Tuesday, March 4, 2008

Raise the roof for adult English Language classrooms!

What do English language learners need to succeed at work, in college, and in life? That's a tough questions with few easy answers.

How many adult immigrants want to improve English language skills? How many adult immigrants need to improve their English? Do current adult education programs provide the language skills so students can enter and survive in community college classrooms? How can we improve the quality of English language classes in adult education programs?

OTAN opens new forum on the transition from adult education to community college.

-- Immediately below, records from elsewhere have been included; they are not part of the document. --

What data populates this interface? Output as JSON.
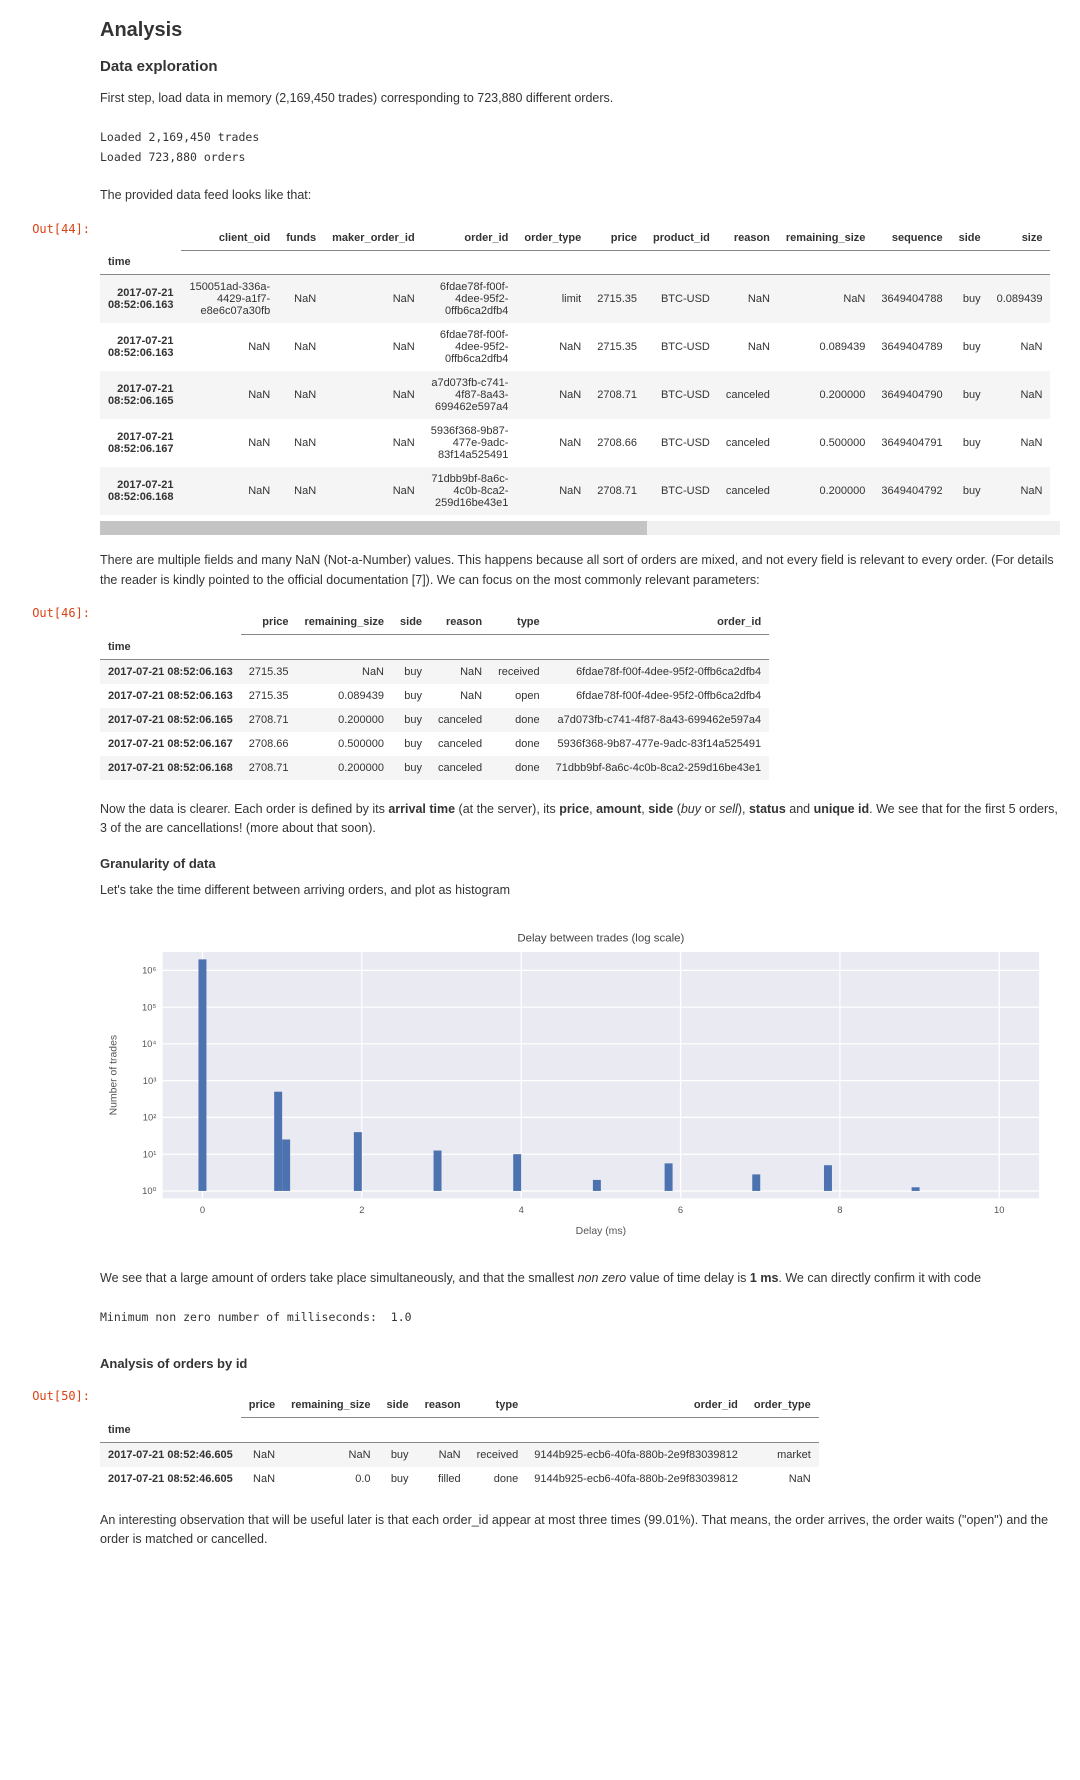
{
  "headings": {
    "analysis": "Analysis",
    "data_exploration": "Data exploration",
    "granularity": "Granularity of data",
    "orders_by_id": "Analysis of orders by id"
  },
  "paras": {
    "intro": "First step, load data in memory (2,169,450 trades) corresponding to 723,880 different orders.",
    "looks_like": "The provided data feed looks like that:",
    "nan_explain_a": "There are multiple fields and many NaN (Not-a-Number) values. This happens because all sort of orders are mixed, and not every field is relevant to every order. (For details the reader is kindly pointed to the official documentation [7]). We can focus on the most commonly relevant parameters:",
    "histogram_intro": "Let's take the time different between arriving orders, and plot as histogram",
    "histogram_conclusion_a": "We see that a large amount of orders take place simultaneously, and that the smallest ",
    "histogram_conclusion_b": " value of time delay is ",
    "histogram_conclusion_c": ". We can directly confirm it with code",
    "order_id_obs": "An interesting observation that will be useful later is that each order_id appear at most three times (99.01%). That means, the order arrives, the order waits (\"open\") and the order is matched or cancelled."
  },
  "rich": {
    "clearer_a": "Now the data is clearer. Each order is defined by its ",
    "arrival_time": "arrival time",
    "clearer_b": " (at the server), its ",
    "price": "price",
    "clearer_c": ", ",
    "amount": "amount",
    "clearer_d": ", ",
    "side": "side",
    "clearer_e": " (",
    "buy": "buy",
    "clearer_f": " or ",
    "sell": "sell",
    "clearer_g": "), ",
    "status": "status",
    "clearer_h": " and ",
    "unique_id": "unique id",
    "clearer_i": ". We see that for the first 5 orders, 3 of the are cancellations! (more about that soon).",
    "nonzero": "non zero",
    "one_ms": "1 ms"
  },
  "streams": {
    "loaded_trades": "Loaded 2,169,450 trades",
    "loaded_orders": "Loaded 723,880 orders",
    "min_ms": "Minimum non zero number of milliseconds:  1.0"
  },
  "prompts": {
    "out44": "Out[44]:",
    "out46": "Out[46]:",
    "out50": "Out[50]:"
  },
  "table1": {
    "index_name": "time",
    "columns": [
      "client_oid",
      "funds",
      "maker_order_id",
      "order_id",
      "order_type",
      "price",
      "product_id",
      "reason",
      "remaining_size",
      "sequence",
      "side",
      "size"
    ],
    "rows": [
      {
        "idx": "2017-07-21 08:52:06.163",
        "cells": [
          "150051ad-336a-4429-a1f7-e8e6c07a30fb",
          "NaN",
          "NaN",
          "6fdae78f-f00f-4dee-95f2-0ffb6ca2dfb4",
          "limit",
          "2715.35",
          "BTC-USD",
          "NaN",
          "NaN",
          "3649404788",
          "buy",
          "0.089439"
        ]
      },
      {
        "idx": "2017-07-21 08:52:06.163",
        "cells": [
          "NaN",
          "NaN",
          "NaN",
          "6fdae78f-f00f-4dee-95f2-0ffb6ca2dfb4",
          "NaN",
          "2715.35",
          "BTC-USD",
          "NaN",
          "0.089439",
          "3649404789",
          "buy",
          "NaN"
        ]
      },
      {
        "idx": "2017-07-21 08:52:06.165",
        "cells": [
          "NaN",
          "NaN",
          "NaN",
          "a7d073fb-c741-4f87-8a43-699462e597a4",
          "NaN",
          "2708.71",
          "BTC-USD",
          "canceled",
          "0.200000",
          "3649404790",
          "buy",
          "NaN"
        ]
      },
      {
        "idx": "2017-07-21 08:52:06.167",
        "cells": [
          "NaN",
          "NaN",
          "NaN",
          "5936f368-9b87-477e-9adc-83f14a525491",
          "NaN",
          "2708.66",
          "BTC-USD",
          "canceled",
          "0.500000",
          "3649404791",
          "buy",
          "NaN"
        ]
      },
      {
        "idx": "2017-07-21 08:52:06.168",
        "cells": [
          "NaN",
          "NaN",
          "NaN",
          "71dbb9bf-8a6c-4c0b-8ca2-259d16be43e1",
          "NaN",
          "2708.71",
          "BTC-USD",
          "canceled",
          "0.200000",
          "3649404792",
          "buy",
          "NaN"
        ]
      }
    ],
    "wrap_cols": {
      "0": 13,
      "3": 14
    },
    "scrollbar_thumb_pct": 57
  },
  "table2": {
    "index_name": "time",
    "columns": [
      "price",
      "remaining_size",
      "side",
      "reason",
      "type",
      "order_id"
    ],
    "rows": [
      {
        "idx": "2017-07-21 08:52:06.163",
        "cells": [
          "2715.35",
          "NaN",
          "buy",
          "NaN",
          "received",
          "6fdae78f-f00f-4dee-95f2-0ffb6ca2dfb4"
        ]
      },
      {
        "idx": "2017-07-21 08:52:06.163",
        "cells": [
          "2715.35",
          "0.089439",
          "buy",
          "NaN",
          "open",
          "6fdae78f-f00f-4dee-95f2-0ffb6ca2dfb4"
        ]
      },
      {
        "idx": "2017-07-21 08:52:06.165",
        "cells": [
          "2708.71",
          "0.200000",
          "buy",
          "canceled",
          "done",
          "a7d073fb-c741-4f87-8a43-699462e597a4"
        ]
      },
      {
        "idx": "2017-07-21 08:52:06.167",
        "cells": [
          "2708.66",
          "0.500000",
          "buy",
          "canceled",
          "done",
          "5936f368-9b87-477e-9adc-83f14a525491"
        ]
      },
      {
        "idx": "2017-07-21 08:52:06.168",
        "cells": [
          "2708.71",
          "0.200000",
          "buy",
          "canceled",
          "done",
          "71dbb9bf-8a6c-4c0b-8ca2-259d16be43e1"
        ]
      }
    ]
  },
  "table3": {
    "index_name": "time",
    "columns": [
      "price",
      "remaining_size",
      "side",
      "reason",
      "type",
      "order_id",
      "order_type"
    ],
    "rows": [
      {
        "idx": "2017-07-21 08:52:46.605",
        "cells": [
          "NaN",
          "NaN",
          "buy",
          "NaN",
          "received",
          "9144b925-ecb6-40fa-880b-2e9f83039812",
          "market"
        ]
      },
      {
        "idx": "2017-07-21 08:52:46.605",
        "cells": [
          "NaN",
          "0.0",
          "buy",
          "filled",
          "done",
          "9144b925-ecb6-40fa-880b-2e9f83039812",
          "NaN"
        ]
      }
    ]
  },
  "chart": {
    "title": "Delay between trades (log scale)",
    "xlabel": "Delay (ms)",
    "ylabel": "Number of trades",
    "plot_bg": "#eaeaf2",
    "bar_color": "#4c72b0",
    "grid_color": "#ffffff",
    "title_fontsize": 11,
    "label_fontsize": 10,
    "tick_fontsize": 9,
    "xlim": [
      -0.5,
      10.5
    ],
    "xticks": [
      0,
      2,
      4,
      6,
      8,
      10
    ],
    "yticks_log": [
      0,
      1,
      2,
      3,
      4,
      5,
      6
    ],
    "ytick_labels": [
      "10⁰",
      "10¹",
      "10²",
      "10³",
      "10⁴",
      "10⁵",
      "10⁶"
    ],
    "bars": [
      {
        "x": 0.0,
        "h": 6.3
      },
      {
        "x": 0.95,
        "h": 2.7
      },
      {
        "x": 1.05,
        "h": 1.4
      },
      {
        "x": 1.95,
        "h": 1.6
      },
      {
        "x": 2.05,
        "h": 0.0
      },
      {
        "x": 2.95,
        "h": 1.1
      },
      {
        "x": 3.95,
        "h": 1.0
      },
      {
        "x": 4.05,
        "h": 0.0
      },
      {
        "x": 4.95,
        "h": 0.3
      },
      {
        "x": 5.85,
        "h": 0.75
      },
      {
        "x": 5.95,
        "h": 0.0
      },
      {
        "x": 6.95,
        "h": 0.45
      },
      {
        "x": 7.85,
        "h": 0.7
      },
      {
        "x": 7.95,
        "h": 0.0
      },
      {
        "x": 8.95,
        "h": 0.1
      }
    ],
    "bar_width": 0.1
  }
}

The forum includes an outstanding collection of recent research studies looking at the numerous obstacles, program needs, and best teaching practices to help adult education – including ESL – student enter and succeed in mainstream college classes. Take a look!

Some of the clear conclusions include:

  1. - ESL students can and sometimes do succeed despite many obstacles.
  2. - A huge gap remains between students needs and current adult education programs
  3. - Only a small percentage of adults who would benefit from English language courses attend free adult education courses in California
  4. - ESL students face exceptional barriers and require additional resources
  5. - adult education needs far more resources to meet its missions
  6. - English classes need to teach broader, deeper language skills
  7. - English teachers need far more support
  8. - Current funding formulas fail to adequate fund English language programs
  9. - adult schools should offer a wider range of courses at far more times
  10. - adult education needs to provide more fulltime teaching positions
  11. - funding shortages limit the ability of educators to meet student needs
  12. - Students need to write and speak better to realize their goals
  13. - English remains the passport to the American dream for immigrants

“California’s Commitment to Adult English Learners: Caught Between Funding and Need”, an excellent study written by Arturo Gonzalez for the Public Policy Institute of California (2007) also details these problems with considerable tact. Focusing on the outdated and inadequate funding structure, the report documents the conflict between large classes – needed for attendance – and quality language instruction. It also notes the tension between providing minimum educational services for California immigrants and the fiscal costs of exceeding their allotted caps for enrollment. The report warns that “Without a change in the funding formula, the conflict between funding and mission may result in a long-term decline in the quality of instruction and diminish the pace of immigrant integration.”

That’s very polite language for a tragic bottomline: our current adult ESL programs provide too little help to too few students for too short a time. The standards are too low, and the standardized tests only measure passive skills like listening and reading under the rubric of “life skills.” Far too many adult ESL programs currently fail to meet the student needs to master enough language to enter and succeed community college, earn enough money, or realize their American dreams. If current funding formulas don’t change, the huge gap between the official ambitions of adult education programs and the actual classroom realities will grow far worse.

Immigration, especially illegal immigration, remains a very hot and heated political issue – in California and across the United States. Yet helping immigrants, both documented and undocumented, learn English should bring everyone together. Immigrants want to join the national family and need to learn English. The current naturalization law mandates that immigrants “read, write, and speak English” before becoming citizens.

Let’s help adult immigrants take that huge step by expanding and deepening English language classes. English language learners win, English language teachers win, program administrators win, and California residents win when everybody shares a common language.

Let’s raise the roof on English language programs – in California and around the United States!